1 modules = slots(A1)
2 modules = slots(A1,A2) OR slots(A1,B1)
3 modules = slots(A1,B1,C1)

also, below each slot is an error LED (amber light), only if a slot has a module installed and that module is faulty then the LED will be on--otherwise it is off for all other conditions.
----------------------------------
was cmos cleared before first use?
if not cleared then suggest you do page 132, section 7.1.1 Clearing the CMOS, then enter bios and load bios defaults (F9 key) and save.


----------



## televisi (Jun 12, 2009)

Hi Stu_computer,
Yes, I've done:
- update BIOS firmware
- Clear CMOS
- Load Default Bios values (by F9)
and the problem still occurs 

The only thing I can use for now is DIMM C1 only... sad isn't it?!


----------



## Stu_computer (Jul 7, 2005)

http://www.intel.com/support/motherboards/server/s5520hc/sb/CS-030221.htm


> The Intel® Server Board S5520HC supports six DDR3 memory channels (three channels per processor socket) with two DIMMs per channel, thereby supporting up to 12 DIMMs with dual-processor sockets with a maximum memory capacity of 96 GB.
> 
> The server board supports DDR3 800, *DDR3 1066*, and DDR3 1333 Registered DDR3 Memory (RDIMM), ECC or Non-ECC Unbuffered DDR3 memory (UDIMM). Mixing RDIMMs and UDIMMs is not supported. Memory modules of mixed speed are supported by automatic selection of the highest common frequency of all memory modules.
> 
> ...


just the top six are usable when only one cpu installed.

---------------
try clearing cmos and just one stick in A1.


----------



## televisi (Jun 12, 2009)

Riskyone101 said:


> The motherboard only supports: RAM MEMORY
> 
> 12 DIMMs sockets supporting up to 96GB of DDR3 memory
> Supported memory type:
> ...


I think it is a typo; because my RAM (KVR1066D3S4R7S/2G) is listed in the motherboard supported RAM



Stu_computer said:


> http://www.intel.com/support/motherboards/server/s5520hc/sb/CS-030221.htm
> 
> just the top six are usable when only one cpu installed.
> 
> ...


Yes I can understand that, that's why I only install them in either DIMM A1 / A2 / B1 / B2 / C1 / C2 slots.

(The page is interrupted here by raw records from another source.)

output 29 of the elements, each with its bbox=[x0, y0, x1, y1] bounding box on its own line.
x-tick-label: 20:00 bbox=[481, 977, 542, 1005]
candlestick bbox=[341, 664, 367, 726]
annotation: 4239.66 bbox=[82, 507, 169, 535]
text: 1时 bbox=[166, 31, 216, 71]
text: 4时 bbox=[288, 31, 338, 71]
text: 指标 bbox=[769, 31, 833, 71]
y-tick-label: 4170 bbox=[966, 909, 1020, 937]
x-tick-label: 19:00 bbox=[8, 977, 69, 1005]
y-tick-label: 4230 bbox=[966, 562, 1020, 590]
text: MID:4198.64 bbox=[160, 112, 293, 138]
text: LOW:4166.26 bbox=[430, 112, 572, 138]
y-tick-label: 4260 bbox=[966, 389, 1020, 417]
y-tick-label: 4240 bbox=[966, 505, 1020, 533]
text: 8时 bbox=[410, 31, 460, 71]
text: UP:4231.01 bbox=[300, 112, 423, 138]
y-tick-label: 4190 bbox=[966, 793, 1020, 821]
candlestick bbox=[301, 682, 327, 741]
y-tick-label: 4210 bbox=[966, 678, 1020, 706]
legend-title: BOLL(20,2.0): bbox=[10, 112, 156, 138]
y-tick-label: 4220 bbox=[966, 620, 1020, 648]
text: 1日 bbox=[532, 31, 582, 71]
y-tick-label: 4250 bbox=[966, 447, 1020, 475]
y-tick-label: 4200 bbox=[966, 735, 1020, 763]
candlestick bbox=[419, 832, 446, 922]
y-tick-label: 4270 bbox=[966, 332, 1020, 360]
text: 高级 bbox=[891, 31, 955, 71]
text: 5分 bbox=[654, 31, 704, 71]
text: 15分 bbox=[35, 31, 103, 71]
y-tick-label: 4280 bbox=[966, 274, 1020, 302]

I did clear the cmos as per your original post and install only A1, apparently it keeps giving 3xBEEPS.

Anyway, I've contacted Intel and raised a case with them, they asked me to return the board and get the brand new replacement. I'll give you more update later...

Thanks heaps!


----------



## Riskyone101 (Oct 22, 2008)

Ignore my previous post.

I have posted the wrong information here, I believe theres a misprint
with the boards here:
http://serverconfigurator.intel.com/...x?CategoryID=2


----------